A consortium of 28 global NGOs, including Greenpeace and Transport & Environment, has openly expressed deep concerns about the The Science Based Targets Initiative’s (SBTi) latest work regarding aviation emissions. In an open letter, the NGOs called out the SBTi for allegedly facilitating greenwashing and setting unambitious climate targets within the aviation industry.
Concerns Over the Aviation Pathway
In February 2023, the SBTi unveiled a new technical report for an interim pathway for aviation, based on a 1.5-degree target. The NGOs argue that this pathway is flawed and helps the aviation industry maintain its growth while depleting the carbon budget.
The letter pointed out several issues with the pathway, stating that it allows the aviation industry to delay serious emission reduction until after 2030 and overlooks the non-CO2 effects of aviation. It also criticises the pathway for permitting the aviation industry to consume a larger part of the carbon budget than it currently does, which the NGOs deem a political decision, not a science-based one.

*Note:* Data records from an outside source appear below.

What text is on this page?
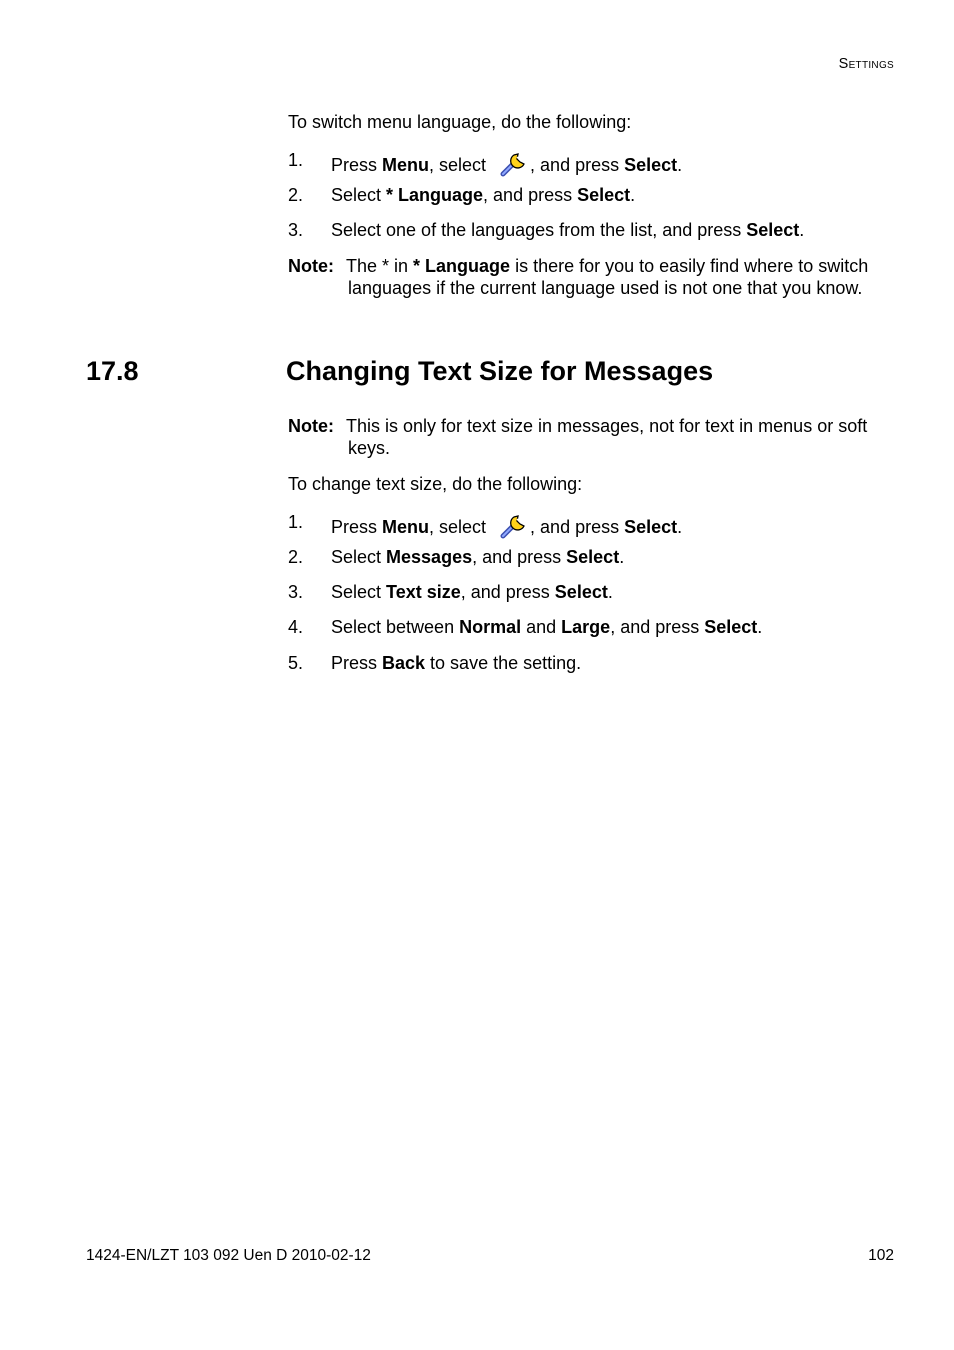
Settings
To switch menu language, do the following:
1. Press Menu, select , and press Select.
2. Select * Language, and press Select.
3. Select one of the languages from the list, and press Select.
Note: The * in * Language is there for you to easily find where to switch languages if the current language used is not one that you know.
17.8	Changing Text Size for Messages
Note: This is only for text size in messages, not for text in menus or soft keys.
To change text size, do the following:
1. Press Menu, select , and press Select.
2. Select Messages, and press Select.
3. Select Text size, and press Select.
4. Select between Normal and Large, and press Select.
5. Press Back to save the setting.
1424-EN/LZT 103 092 Uen D 2010-02-12	102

“The pathway does not ‘drive ambitious climate action in the private sector’, but facilitates greenwashing and unambitious target setting, and in doing so, hampers real climate action,” the letter stated.
The NGOs have called on the SBTi to revoke the interim technical report and create genuinely science-based pathways aligned with the 1.5-degree target. They argue that the current pathway is built on unrealistic assumptions about the scale-up of biofuels, e-fuels, and hydrogen and does not differentiate between emerging and early industrialised economies.
The NGOs also claim the pathway does not account for absolute emissions, which are crucial since they directly impact climate heating. Moreover, the pathway allegedly contradicts necessary demand-side changes, as it accepts the industry’s growth path. The NGOs suggest demand management strategies could reduce emissions by 40-70% by 2050, according to the IPCC.
Potential Impact on the Business Community
The letter’s criticisms, if valid, could have significant implications for the SBTi and the broader business community. If the SBTi’s pathways are indeed flawed, they may not effectively help companies reduce their emissions in line with the latest climate science. This could undermine the SBTi credibility and impact its relationships with businesses worldwide.
Moreover, if the aviation industry continues on its current path, it could exacerbate climate change, with potentially disastrous consequences for the global economy and society.
The SBTi has yet to respond publicly to the letter. However, the organisation will likely need to address these concerns promptly and transparently to maintain trust among its stakeholders.
The situation underscores the crucial role of science-based targets in driving meaningful climate action and the importance of rigorous scrutiny in ensuring these targets are robust, ambitious, and effective.